そのうち一般の先生より一時近くになったから、全員教室に入るように指示があり、大かたの者は入る。が、壇上では盛田先生の呼んだ解放同盟豊中支部の寺本さんを始め数名が、壇上の者と激しく口論。解放同盟は、講演をつぶした者のうち一人のみ同盟員であったので、他の者に対してその行為を激しく追及し、両者に少々の暴力行為が見られた。この時点で解放同盟を名乗って強引に校内へ入って壇上を占拠した者は、一人を除いて解放同盟員でない事がわかり、関西部落研究会という団体であるらしいことがわかる。(直(ママ)、11時30分頃より3年生数名が授業を放棄して講堂へ入った。)
一方本館にいた多くの生徒達は、その詳しい様子を知る術もなかったのである。昼食時の休み時間は、校舎内に騒然とした空気が流れた。やがて「1時45分から5時限目をはじめます。」という放送が流れ生徒は各クラスルームに待機していた。そして3年の一部の人が2・3年の各クラスをまわって「講堂に入るように」と呼びに来た。斯くして午後2時ごろ、残りの2年及び3年の多くは、講堂に入った。一応、部落研と解同と校長とで話し合いが行なわれることになり、講堂には部落研の3人が残って、討論会が始まった。豊高生の一人が司会をし、事情の経過を報告し、討論が行なわれた。部落研の人々のその実態などの話しや、豊高生のいろいろな質問がなされた。講堂に入らなかった生徒は、3時ごろボツボツ帰り始めた。一方それから講堂へ行った者もいた。午後4時20分頃、解放同盟支部長、校長らが解放同盟と部落研との話し合いの報告をするために、講堂に出現。

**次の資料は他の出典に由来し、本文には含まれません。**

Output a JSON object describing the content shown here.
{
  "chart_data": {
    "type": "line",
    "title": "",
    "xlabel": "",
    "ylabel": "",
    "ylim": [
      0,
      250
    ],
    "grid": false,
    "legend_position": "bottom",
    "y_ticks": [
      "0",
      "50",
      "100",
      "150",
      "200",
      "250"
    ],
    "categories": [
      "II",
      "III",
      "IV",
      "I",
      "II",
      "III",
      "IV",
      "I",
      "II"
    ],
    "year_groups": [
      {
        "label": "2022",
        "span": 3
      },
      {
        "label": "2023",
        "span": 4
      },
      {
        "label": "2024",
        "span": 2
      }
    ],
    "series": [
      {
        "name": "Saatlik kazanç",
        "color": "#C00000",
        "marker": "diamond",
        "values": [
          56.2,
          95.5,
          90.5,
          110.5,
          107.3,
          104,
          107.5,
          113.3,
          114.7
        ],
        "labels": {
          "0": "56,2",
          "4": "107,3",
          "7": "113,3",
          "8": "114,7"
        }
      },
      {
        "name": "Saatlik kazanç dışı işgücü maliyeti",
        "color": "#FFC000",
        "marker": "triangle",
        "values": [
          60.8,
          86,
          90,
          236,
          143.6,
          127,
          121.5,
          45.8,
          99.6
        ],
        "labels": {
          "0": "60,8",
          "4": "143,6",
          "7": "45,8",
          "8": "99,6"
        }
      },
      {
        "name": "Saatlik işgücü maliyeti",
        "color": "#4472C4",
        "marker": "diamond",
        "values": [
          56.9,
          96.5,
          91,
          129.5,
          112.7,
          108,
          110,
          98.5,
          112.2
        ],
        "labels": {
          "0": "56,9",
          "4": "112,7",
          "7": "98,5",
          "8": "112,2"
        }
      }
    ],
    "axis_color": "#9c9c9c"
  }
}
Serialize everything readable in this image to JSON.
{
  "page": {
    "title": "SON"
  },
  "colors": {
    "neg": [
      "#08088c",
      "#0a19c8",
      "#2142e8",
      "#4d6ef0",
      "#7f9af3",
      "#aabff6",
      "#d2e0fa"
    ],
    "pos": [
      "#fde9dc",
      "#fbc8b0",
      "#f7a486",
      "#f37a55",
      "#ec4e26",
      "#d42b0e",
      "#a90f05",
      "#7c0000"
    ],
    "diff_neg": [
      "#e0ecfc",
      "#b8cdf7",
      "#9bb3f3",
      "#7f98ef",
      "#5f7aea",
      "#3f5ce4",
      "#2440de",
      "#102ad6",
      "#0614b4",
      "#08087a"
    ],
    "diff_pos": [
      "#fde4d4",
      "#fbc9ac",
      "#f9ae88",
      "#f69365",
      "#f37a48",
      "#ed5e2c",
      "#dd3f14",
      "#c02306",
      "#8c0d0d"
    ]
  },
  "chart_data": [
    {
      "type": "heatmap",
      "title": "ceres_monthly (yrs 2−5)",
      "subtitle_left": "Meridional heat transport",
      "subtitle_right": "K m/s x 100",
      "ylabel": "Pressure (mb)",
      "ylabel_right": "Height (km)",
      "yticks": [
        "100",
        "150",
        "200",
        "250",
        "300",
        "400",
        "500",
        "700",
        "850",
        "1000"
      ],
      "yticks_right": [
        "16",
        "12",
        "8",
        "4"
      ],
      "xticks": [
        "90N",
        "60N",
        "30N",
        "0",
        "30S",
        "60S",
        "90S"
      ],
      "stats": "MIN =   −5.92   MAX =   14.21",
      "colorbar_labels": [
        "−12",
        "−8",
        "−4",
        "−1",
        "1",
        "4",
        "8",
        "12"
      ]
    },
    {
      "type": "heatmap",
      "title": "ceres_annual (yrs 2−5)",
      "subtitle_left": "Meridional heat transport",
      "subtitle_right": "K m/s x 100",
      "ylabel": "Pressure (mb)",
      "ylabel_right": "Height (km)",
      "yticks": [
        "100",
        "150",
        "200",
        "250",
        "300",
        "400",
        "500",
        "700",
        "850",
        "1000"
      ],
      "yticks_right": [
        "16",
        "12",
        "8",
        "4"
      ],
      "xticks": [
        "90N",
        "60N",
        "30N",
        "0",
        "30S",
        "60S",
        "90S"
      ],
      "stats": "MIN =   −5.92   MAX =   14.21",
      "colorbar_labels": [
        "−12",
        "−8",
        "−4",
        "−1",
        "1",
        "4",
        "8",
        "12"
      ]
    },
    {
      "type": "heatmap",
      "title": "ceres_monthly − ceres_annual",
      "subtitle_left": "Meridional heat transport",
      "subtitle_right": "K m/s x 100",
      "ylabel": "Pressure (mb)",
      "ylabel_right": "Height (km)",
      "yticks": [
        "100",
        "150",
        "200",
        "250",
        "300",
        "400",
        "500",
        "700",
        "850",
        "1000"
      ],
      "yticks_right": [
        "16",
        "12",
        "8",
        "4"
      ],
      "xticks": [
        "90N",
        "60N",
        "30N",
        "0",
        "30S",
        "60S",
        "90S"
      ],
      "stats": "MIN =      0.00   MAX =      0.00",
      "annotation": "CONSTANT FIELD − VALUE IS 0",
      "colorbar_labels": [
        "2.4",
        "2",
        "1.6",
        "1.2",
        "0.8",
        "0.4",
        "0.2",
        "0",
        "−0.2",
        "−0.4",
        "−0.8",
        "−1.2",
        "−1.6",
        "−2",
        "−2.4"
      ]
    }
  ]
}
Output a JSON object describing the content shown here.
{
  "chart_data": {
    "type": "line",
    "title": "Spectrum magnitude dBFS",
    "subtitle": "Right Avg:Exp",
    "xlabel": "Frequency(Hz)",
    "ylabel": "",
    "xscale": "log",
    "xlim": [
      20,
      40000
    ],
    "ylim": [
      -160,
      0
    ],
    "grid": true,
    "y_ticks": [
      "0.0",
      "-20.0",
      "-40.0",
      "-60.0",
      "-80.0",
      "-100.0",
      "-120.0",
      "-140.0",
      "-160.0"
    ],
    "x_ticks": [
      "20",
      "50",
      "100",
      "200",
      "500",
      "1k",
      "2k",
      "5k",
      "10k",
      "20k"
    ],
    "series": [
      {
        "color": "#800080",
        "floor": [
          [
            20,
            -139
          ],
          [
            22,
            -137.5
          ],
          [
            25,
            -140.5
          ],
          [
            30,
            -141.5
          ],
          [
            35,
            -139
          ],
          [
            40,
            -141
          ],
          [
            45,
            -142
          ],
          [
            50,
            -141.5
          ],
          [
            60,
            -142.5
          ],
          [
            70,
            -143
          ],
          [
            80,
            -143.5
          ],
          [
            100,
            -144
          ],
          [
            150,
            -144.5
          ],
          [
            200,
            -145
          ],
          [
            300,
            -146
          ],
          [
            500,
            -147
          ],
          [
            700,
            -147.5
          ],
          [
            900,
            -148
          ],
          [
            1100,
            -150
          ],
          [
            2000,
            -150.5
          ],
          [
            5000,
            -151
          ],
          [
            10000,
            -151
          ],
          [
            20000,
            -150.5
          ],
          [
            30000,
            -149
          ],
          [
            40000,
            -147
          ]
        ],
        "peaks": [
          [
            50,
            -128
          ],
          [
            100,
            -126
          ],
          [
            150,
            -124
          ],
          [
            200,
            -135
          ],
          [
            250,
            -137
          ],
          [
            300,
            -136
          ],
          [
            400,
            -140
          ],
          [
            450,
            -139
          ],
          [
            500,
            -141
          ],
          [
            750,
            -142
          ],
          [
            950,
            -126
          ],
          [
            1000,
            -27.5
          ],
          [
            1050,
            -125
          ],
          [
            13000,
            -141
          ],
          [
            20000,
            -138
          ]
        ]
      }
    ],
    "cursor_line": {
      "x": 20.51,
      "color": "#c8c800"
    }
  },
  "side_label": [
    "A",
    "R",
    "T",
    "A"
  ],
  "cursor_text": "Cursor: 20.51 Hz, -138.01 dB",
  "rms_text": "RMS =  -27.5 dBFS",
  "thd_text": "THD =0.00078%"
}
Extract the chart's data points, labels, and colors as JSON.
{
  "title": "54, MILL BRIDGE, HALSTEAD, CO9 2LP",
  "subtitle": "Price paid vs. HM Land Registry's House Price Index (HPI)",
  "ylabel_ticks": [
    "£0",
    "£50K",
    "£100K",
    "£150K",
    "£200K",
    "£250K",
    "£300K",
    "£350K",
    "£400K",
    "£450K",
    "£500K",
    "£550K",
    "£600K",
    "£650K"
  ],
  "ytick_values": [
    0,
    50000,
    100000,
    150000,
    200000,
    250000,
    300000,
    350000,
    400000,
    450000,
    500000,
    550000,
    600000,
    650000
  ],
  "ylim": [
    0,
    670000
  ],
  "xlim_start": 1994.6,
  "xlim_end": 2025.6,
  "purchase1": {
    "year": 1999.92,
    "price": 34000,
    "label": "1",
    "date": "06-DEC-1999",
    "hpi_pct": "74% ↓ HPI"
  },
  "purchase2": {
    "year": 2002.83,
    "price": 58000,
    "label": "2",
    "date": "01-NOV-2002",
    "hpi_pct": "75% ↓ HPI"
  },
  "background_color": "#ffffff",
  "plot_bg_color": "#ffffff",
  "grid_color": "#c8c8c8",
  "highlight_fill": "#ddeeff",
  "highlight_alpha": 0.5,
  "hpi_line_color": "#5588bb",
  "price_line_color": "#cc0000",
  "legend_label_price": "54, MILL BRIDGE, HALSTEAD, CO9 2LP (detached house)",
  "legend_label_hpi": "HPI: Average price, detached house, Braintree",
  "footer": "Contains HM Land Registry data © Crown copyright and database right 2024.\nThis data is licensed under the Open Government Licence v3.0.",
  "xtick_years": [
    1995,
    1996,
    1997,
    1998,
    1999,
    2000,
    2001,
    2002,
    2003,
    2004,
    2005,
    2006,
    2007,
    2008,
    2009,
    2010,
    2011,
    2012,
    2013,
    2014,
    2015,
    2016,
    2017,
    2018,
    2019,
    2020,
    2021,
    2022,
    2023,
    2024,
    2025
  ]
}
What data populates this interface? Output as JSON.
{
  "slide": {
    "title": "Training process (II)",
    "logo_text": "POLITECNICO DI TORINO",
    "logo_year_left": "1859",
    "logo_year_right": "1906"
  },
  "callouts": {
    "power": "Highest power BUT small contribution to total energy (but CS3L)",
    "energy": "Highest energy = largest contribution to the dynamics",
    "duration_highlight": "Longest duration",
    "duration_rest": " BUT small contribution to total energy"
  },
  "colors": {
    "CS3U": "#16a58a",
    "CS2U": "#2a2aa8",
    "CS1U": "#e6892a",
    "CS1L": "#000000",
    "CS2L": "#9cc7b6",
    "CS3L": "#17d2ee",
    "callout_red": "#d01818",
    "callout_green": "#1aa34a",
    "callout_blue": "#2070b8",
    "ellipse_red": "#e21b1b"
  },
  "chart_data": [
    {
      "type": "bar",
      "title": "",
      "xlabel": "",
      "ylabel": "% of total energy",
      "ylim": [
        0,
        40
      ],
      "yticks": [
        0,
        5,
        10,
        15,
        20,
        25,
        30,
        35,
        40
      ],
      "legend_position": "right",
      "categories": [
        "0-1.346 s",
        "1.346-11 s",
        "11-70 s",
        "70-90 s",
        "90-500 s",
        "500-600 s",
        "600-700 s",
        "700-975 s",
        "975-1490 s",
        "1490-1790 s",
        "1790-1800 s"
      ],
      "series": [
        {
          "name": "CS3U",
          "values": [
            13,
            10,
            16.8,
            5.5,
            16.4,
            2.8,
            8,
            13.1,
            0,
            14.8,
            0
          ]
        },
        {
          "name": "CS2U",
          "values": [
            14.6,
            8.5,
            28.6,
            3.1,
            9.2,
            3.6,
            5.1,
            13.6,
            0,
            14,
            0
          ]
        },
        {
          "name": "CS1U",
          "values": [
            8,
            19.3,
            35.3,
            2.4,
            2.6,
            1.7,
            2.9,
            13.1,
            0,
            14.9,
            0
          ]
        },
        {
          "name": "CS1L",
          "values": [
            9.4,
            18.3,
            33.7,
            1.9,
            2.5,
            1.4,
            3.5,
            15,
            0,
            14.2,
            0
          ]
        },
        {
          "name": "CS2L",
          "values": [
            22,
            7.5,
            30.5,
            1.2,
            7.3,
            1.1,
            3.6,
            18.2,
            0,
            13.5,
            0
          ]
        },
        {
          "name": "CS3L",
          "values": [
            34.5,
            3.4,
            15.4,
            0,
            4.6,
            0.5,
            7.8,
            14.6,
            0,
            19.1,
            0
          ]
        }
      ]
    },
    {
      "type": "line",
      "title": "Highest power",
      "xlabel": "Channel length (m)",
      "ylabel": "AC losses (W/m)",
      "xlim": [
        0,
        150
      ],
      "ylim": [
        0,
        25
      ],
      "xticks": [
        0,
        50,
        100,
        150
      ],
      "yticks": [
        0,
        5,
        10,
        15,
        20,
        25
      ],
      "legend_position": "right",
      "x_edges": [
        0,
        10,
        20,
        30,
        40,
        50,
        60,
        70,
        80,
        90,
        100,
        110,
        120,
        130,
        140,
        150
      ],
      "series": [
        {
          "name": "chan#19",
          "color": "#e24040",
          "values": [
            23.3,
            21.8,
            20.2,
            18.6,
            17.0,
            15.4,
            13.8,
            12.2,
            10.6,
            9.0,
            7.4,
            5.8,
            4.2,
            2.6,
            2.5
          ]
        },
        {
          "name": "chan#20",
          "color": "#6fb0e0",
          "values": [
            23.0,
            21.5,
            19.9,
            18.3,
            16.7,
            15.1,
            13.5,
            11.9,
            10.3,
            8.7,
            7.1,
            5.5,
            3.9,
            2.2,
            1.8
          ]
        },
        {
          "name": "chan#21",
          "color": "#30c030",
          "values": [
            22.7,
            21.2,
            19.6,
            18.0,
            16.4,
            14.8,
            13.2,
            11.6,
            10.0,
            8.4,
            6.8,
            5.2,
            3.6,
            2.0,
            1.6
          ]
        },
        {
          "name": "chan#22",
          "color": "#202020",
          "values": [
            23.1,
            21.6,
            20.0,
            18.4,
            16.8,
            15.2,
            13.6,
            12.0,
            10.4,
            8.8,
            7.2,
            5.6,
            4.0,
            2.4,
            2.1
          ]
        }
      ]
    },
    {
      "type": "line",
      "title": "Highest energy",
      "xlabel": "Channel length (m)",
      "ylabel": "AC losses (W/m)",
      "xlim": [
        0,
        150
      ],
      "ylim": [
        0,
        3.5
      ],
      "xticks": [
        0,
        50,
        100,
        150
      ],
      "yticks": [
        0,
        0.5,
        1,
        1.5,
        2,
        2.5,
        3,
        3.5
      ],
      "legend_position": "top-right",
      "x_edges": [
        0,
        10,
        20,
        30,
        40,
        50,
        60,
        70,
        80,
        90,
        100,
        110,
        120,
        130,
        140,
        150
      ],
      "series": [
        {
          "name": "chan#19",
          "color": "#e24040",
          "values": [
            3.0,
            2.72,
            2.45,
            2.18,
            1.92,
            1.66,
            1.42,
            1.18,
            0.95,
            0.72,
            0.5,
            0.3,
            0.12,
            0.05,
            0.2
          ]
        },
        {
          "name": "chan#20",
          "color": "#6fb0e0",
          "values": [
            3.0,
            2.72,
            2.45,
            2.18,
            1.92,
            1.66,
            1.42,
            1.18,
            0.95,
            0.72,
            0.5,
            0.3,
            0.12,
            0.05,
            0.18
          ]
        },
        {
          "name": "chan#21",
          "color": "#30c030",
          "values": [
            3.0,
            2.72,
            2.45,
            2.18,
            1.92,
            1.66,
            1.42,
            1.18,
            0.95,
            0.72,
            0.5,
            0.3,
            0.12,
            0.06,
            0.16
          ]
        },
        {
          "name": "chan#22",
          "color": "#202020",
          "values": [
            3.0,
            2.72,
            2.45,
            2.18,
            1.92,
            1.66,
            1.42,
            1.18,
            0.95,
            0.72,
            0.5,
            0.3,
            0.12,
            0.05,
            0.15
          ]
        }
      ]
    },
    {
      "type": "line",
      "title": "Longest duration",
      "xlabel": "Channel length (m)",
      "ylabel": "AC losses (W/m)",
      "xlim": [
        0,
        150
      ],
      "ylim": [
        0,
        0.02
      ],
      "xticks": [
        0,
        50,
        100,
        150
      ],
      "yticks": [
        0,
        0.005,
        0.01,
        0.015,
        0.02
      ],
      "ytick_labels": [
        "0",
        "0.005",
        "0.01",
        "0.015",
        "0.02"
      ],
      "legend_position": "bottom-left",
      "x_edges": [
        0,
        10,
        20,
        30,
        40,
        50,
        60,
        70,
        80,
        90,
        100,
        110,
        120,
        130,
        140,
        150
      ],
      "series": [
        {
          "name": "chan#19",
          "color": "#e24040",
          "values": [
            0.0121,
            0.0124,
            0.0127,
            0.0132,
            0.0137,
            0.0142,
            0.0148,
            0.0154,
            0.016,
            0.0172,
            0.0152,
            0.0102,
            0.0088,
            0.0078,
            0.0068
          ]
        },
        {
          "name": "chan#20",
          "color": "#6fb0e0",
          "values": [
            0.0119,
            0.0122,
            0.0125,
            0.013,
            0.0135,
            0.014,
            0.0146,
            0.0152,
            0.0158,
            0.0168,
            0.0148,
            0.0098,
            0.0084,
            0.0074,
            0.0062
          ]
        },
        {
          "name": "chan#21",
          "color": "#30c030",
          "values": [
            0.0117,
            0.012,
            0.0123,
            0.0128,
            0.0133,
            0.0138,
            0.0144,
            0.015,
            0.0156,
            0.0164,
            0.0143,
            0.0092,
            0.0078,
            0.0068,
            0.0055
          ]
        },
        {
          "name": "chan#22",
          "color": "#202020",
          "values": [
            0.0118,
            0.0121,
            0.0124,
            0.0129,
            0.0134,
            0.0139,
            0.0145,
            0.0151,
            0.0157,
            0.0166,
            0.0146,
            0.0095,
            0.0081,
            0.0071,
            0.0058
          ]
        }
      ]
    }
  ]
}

支部長は、今日の部落研の行動について次のように述べた。
「その中に解放同盟の者がいたにもかかわらず、解放同盟との連絡がなされなかったのは遺憾である。」また「解放同盟の方針は真の民主教育の実現、真の民主社会の建設へ、みんなでたたかってゆこうというものである。解放同盟とは、あくまで、民主的かつ組織的な同盟であり、この後には、半世紀にわたる闘いの経験と実証がある。」というものであった。校長は、「解放同盟の人々の話を聞こう。解放同盟の人の話を聞くには、部落研の青年は邪魔である。従って、彼らを追い出そう。自治会員の支持を求める。」と述べた。これに対して激しいヤジが乱れとんだ。解放同盟も自らの立場を再三強調した。ここで3年の一部が解放同盟を批判。マイクを校長と奪い合うなどして、一時騒然となった。やがてマイクをとった校長が「生徒は退陣せよ。」と叫び、約半数弱の生徒は席を立つ。「帰るな。」と叫ぶ者もいた。解放同盟の人、及び校長は退室した。とりあえず、残った者を対象に、部落研の演説が行なわれた。そうして一応5時頃閉会し、後、有志のみ残って討論。午後6時すぎに終了した。